Da ich, wie man nach einigen Zeilen unschwer erkennen wird, nicht besonders motiviert und informiert bin, was Ökologie und Nachhaltigkeit angeht, versuche ich den Text möglichst in eine Richtung zu lenken, die nicht in Frage gestellt werden kann. Es soll ja keiner merken, das ich keine Ahnung habe. Es gibt keine Zahlen, keine Fakten und keine schockierenden Neuigkeiten, die sofort jeden in einen fassungslosen Stillstand versetzen. Nein. Dies ist eine kleine Beobachtung an Tatsachen, die ich mit Sicherheit weiß. Es geht um mein schauderhaftes Verhalten im Umgang mit meiner Umwelt und wahrscheinlich auch meiner Gesundheit. Dabei versuche ich heraus zu finden, warum ich so unvorbildlich Handel und was es für einfache Lösungen geben könnte ein kleines bisschen Rücksichtsvoller zu agieren.

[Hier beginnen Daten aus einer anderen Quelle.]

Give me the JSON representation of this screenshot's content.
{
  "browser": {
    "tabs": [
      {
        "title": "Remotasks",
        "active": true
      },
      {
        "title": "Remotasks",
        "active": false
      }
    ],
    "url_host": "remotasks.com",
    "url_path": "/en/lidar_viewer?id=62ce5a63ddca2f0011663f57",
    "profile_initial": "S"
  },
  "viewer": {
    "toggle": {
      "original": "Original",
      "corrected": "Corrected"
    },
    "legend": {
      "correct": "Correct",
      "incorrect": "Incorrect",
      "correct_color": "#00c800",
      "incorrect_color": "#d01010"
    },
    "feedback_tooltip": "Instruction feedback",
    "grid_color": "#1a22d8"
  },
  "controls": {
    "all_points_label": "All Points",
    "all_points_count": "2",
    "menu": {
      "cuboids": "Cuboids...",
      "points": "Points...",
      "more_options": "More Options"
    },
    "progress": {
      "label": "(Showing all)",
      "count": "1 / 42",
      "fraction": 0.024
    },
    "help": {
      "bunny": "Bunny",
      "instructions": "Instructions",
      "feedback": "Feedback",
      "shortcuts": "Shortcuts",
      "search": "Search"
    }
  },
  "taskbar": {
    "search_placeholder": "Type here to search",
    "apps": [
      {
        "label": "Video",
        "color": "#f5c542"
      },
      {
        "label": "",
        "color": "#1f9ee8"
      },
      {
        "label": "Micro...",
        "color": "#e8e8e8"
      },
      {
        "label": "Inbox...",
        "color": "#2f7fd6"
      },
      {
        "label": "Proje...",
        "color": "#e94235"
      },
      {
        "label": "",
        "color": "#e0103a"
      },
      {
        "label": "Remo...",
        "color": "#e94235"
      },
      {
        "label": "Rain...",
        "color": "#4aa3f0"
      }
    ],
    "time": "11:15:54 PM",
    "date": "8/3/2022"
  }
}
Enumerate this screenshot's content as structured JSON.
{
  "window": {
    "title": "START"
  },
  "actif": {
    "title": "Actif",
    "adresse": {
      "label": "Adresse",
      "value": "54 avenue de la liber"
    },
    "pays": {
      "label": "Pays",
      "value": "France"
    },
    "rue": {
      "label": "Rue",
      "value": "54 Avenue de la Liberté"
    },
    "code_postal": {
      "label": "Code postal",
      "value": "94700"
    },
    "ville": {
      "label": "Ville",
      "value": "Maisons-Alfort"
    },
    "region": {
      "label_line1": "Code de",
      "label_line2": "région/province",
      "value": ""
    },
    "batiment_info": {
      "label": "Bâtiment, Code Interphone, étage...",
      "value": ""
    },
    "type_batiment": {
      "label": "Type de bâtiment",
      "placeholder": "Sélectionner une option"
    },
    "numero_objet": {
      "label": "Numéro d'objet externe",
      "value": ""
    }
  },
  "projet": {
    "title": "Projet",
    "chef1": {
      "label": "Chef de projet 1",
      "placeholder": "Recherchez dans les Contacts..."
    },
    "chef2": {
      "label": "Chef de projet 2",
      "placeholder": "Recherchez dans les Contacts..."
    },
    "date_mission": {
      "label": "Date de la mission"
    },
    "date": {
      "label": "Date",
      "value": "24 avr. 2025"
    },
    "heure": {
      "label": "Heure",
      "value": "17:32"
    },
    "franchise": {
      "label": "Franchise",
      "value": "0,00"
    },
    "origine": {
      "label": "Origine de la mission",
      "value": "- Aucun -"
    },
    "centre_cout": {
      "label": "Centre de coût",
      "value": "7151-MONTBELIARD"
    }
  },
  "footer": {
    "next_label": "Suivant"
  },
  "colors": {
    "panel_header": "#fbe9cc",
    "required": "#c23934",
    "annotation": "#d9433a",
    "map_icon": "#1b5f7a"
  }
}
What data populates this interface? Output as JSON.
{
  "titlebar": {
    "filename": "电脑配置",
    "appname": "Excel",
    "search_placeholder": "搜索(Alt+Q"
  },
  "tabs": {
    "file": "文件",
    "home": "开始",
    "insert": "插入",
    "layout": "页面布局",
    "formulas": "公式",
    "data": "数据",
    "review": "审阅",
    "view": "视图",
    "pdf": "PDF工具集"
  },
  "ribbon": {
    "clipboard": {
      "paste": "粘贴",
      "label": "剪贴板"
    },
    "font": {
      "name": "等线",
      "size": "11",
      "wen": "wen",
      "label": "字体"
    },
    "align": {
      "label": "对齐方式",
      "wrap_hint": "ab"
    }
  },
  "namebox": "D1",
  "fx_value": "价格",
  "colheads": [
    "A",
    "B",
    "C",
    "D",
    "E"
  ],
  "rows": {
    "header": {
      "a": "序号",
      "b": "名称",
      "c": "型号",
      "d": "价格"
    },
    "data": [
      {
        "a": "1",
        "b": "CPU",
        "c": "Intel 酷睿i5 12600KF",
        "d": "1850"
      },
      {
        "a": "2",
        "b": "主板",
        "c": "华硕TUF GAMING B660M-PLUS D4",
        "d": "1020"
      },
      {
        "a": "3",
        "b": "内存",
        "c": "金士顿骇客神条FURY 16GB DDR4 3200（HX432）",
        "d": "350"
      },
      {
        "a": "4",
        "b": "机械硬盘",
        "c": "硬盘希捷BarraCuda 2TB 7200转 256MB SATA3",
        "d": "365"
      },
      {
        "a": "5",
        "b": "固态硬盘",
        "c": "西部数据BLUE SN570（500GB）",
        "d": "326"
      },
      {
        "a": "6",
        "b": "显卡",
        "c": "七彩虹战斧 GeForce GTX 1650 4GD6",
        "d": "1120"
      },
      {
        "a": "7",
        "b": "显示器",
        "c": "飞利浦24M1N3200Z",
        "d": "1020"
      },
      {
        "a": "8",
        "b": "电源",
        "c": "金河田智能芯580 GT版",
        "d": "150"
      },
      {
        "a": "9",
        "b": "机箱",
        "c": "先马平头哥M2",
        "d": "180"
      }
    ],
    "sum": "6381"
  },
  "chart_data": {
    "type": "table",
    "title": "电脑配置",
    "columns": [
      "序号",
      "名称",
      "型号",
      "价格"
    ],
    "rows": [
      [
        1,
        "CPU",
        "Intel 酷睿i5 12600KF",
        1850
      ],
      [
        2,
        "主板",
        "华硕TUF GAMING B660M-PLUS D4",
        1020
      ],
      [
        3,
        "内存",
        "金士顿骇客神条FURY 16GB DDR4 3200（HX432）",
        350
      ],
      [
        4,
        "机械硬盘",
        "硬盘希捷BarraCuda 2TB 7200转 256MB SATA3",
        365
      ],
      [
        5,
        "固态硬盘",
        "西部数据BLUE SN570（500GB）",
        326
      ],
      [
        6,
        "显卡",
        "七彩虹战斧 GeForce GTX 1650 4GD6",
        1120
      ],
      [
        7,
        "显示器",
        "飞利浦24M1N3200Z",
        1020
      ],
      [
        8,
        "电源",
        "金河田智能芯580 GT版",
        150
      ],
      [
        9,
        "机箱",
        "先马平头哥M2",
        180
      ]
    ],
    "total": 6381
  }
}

Ich ahne schon lange, dass ich ein Nachhaltigkeitsflegel bin. Doch seit dem Ökologiekurs weiß ich, es steht schlechter um mich als ich dachte. Ich kaufe billiges Fleisch, trinke an guten Tagen drei „Coffee to go“, schmeiße Batterien in den Restmüll und kaufe alles bei H&M. Die Sachen halten höchstens ein viertel Jahr, dann schmeiße ich sie weg und kaufe die Teile neu. Ich versuche Veganer davon zu überzeugen wieder Fleisch zu essen. Ich rauche eine Schachtel Zigaretten am Tag und werfe die meisten der Stummel auf den Boden. Am liebsten wickle ich meine Essensreste in Alufolie ein, was ich mir eigentlich auch sparen könnte, weil ich das in den nächsten zwei Tagen sowieso meistens wegschmeiße und mir unterwegs etwas hole. Ich schmiere mir fast nie ein Brot für die Uni. Ich kaufe mir jeden Tag mein Trinken in einer Plastikflasche. Ich nehme in den seltensten Fällen eine Einkaufstasche mit. Ich habe also mindestens 20 Plastiktüten zuhause rumfliegen, die ich dann entsorge, weil sie die falsche Form für meinen Mülleimer haben. Ich lasse alle Geräte auf Stand Bye, lasse Licht in Räumen an, in denen ich mich nicht aufhalte, dusche zur Entspannung abartig lange und ja manchmal heize ich sogar wenn das Fenster offen ist. Ja, ich bin ein Schwein! Ich tu das alles. Jede schlechte Angewohnheit nehme ich mit. Mir würde wahrscheinlich noch mehr einfallen, wenn ich mich länger dieser Frage widmen würde, da bin ich mir ganz sicher.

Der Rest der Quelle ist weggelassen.